“I propose putting in the best drainage system we can find. I propose bath-rooms, wash-rooms and elevators.”

“Good!” said both her superintendents.

“As for machinery, you will know what is needed there. We want the latest improved methods of doing our work. It will not do for us to be behind the times, or the world will laugh at our philanthropic efforts. The standard of the mills must be as high now as it was in my grandfather’s day. Nothing but the best of goods, made after the most approved modern methods, must go out from us. Otherwise the world will say we are visionary and lack good business sense.”

“That is true,” assented Burnham. “The business must not suffer.”
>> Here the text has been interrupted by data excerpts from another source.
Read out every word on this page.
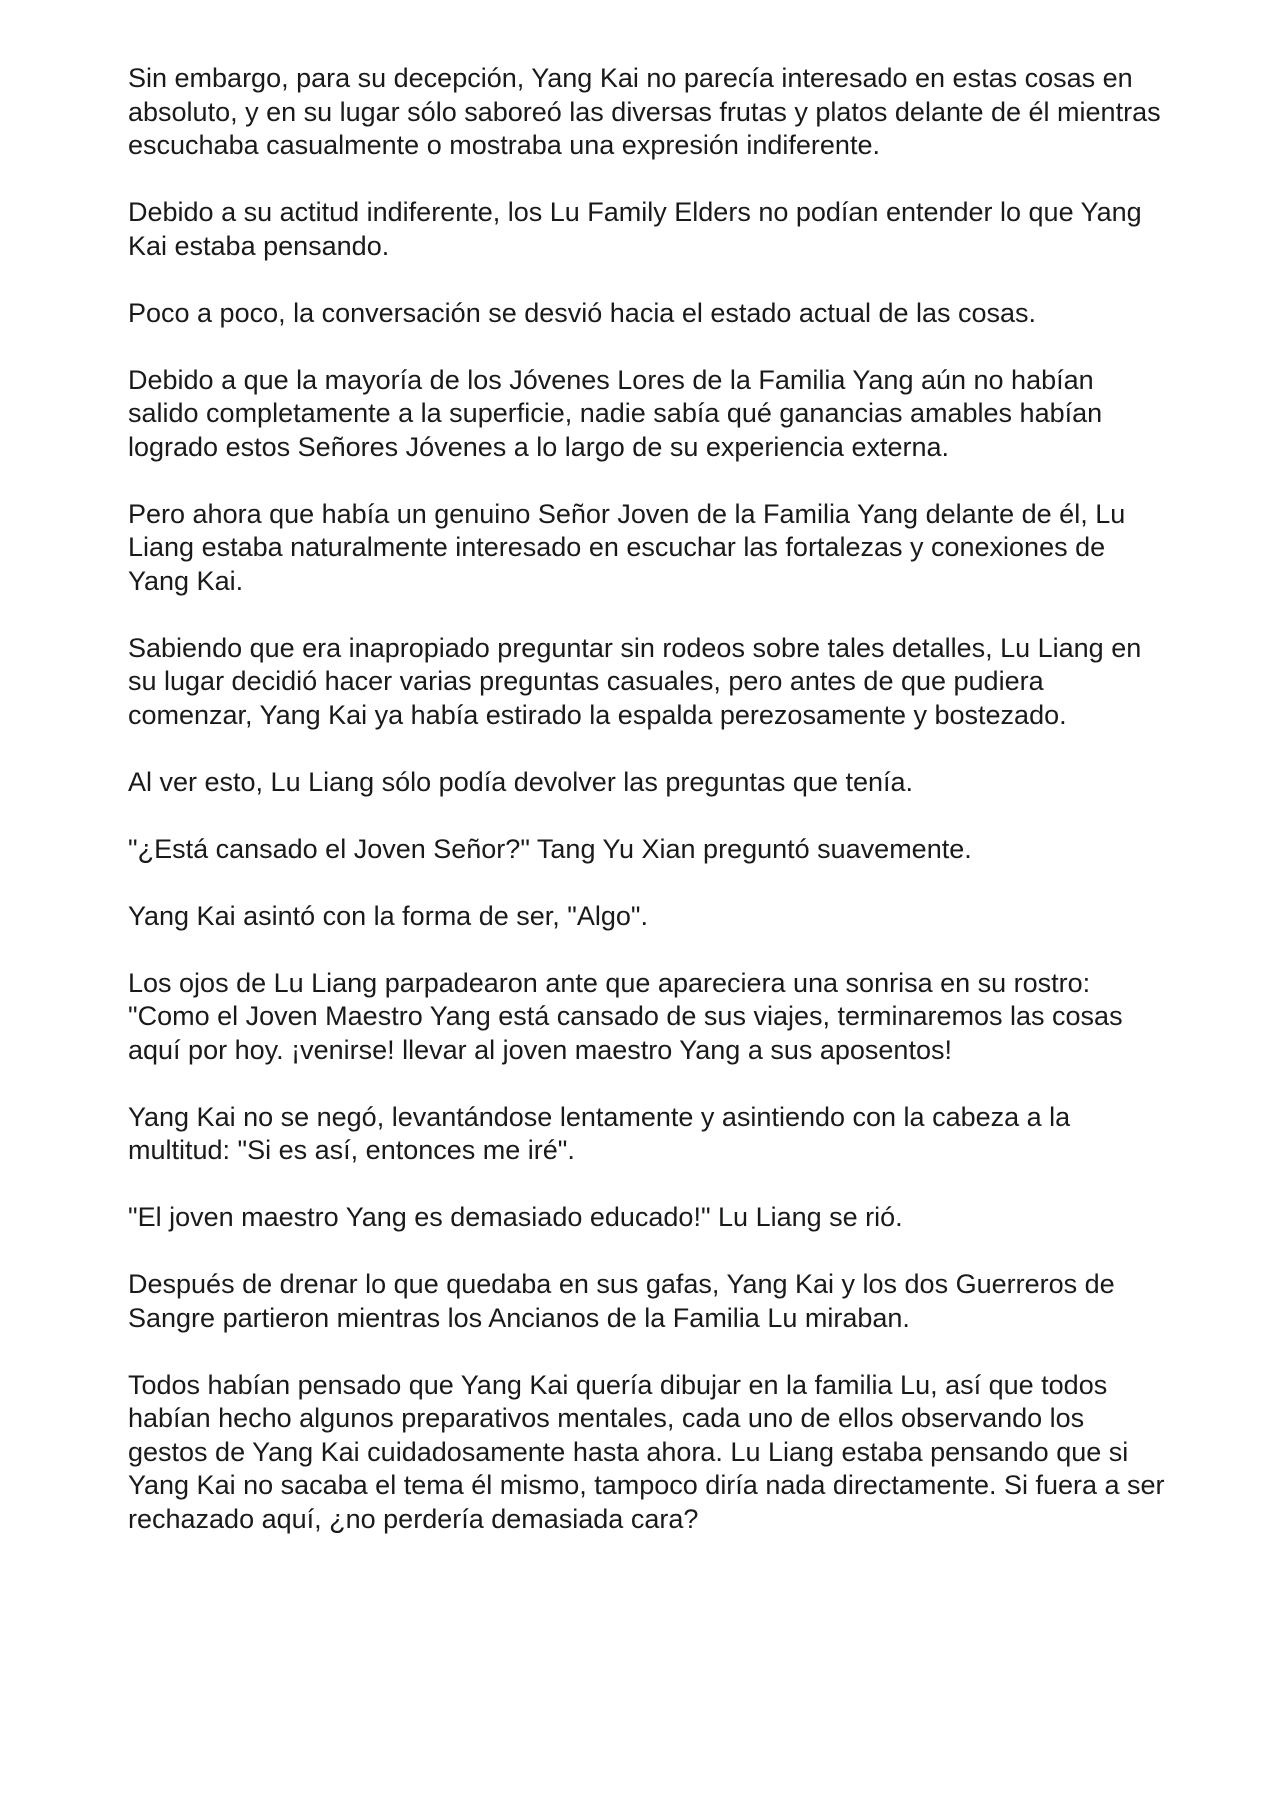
Sin embargo, para su decepción, Yang Kai no parecía interesado en estas cosas en absoluto, y en su lugar sólo saboreó las diversas frutas y platos delante de él mientras escuchaba casualmente o mostraba una expresión indiferente.

Debido a su actitud indiferente, los Lu Family Elders no podían entender lo que Yang Kai estaba pensando.

Poco a poco, la conversación se desvió hacia el estado actual de las cosas.

Debido a que la mayoría de los Jóvenes Lores de la Familia Yang aún no habían salido completamente a la superficie, nadie sabía qué ganancias amables habían logrado estos Señores Jóvenes a lo largo de su experiencia externa.

Pero ahora que había un genuino Señor Joven de la Familia Yang delante de él, Lu Liang estaba naturalmente interesado en escuchar las fortalezas y conexiones de Yang Kai.

Sabiendo que era inapropiado preguntar sin rodeos sobre tales detalles, Lu Liang en su lugar decidió hacer varias preguntas casuales, pero antes de que pudiera comenzar, Yang Kai ya había estirado la espalda perezosamente y bostezado.

Al ver esto, Lu Liang sólo podía devolver las preguntas que tenía.

"¿Está cansado el Joven Señor?" Tang Yu Xian preguntó suavemente.

Yang Kai asintó con la forma de ser, "Algo".

Los ojos de Lu Liang parpadearon ante que apareciera una sonrisa en su rostro: "Como el Joven Maestro Yang está cansado de sus viajes, terminaremos las cosas aquí por hoy. ¡venirse! llevar al joven maestro Yang a sus aposentos!

Yang Kai no se negó, levantándose lentamente y asintiendo con la cabeza a la multitud: "Si es así, entonces me iré".

"El joven maestro Yang es demasiado educado!" Lu Liang se rió.

Después de drenar lo que quedaba en sus gafas, Yang Kai y los dos Guerreros de Sangre partieron mientras los Ancianos de la Familia Lu miraban.

Todos habían pensado que Yang Kai quería dibujar en la familia Lu, así que todos habían hecho algunos preparativos mentales, cada uno de ellos observando los gestos de Yang Kai cuidadosamente hasta ahora. Lu Liang estaba pensando que si Yang Kai no sacaba el tema él mismo, tampoco diría nada directamente. Si fuera a ser rechazado aquí, ¿no perdería demasiada cara?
“At the same time, I want the mills made so pleasant and comfortable that our operatives will prefer them to any other, knowing that we propose to consult their interests and happiness in little things, as we desire that they shall consult ours in great. Then their homes. Those old rickety tenement houses must be abolished from the face of the earth.”

“Hear, hear,” cried Villard, “they have long been an eyesore to me.”

“They are a disgrace to us,” was Salome’s emphatic answer.

“But you can’t do that all at once,” said Burnham. “That is something that will take time.”

“It is April now,” said Salome. “I propose to begin at once on new houses for the operatives. They will have to stay where they are for the summer, but by cold weather I mean that every one of them shall be in new quarters.”

“Whew!” said Burnham; “you are a woman of business, Miss Shepard. But you will have your hands full this year to build new houses for two thousand people.”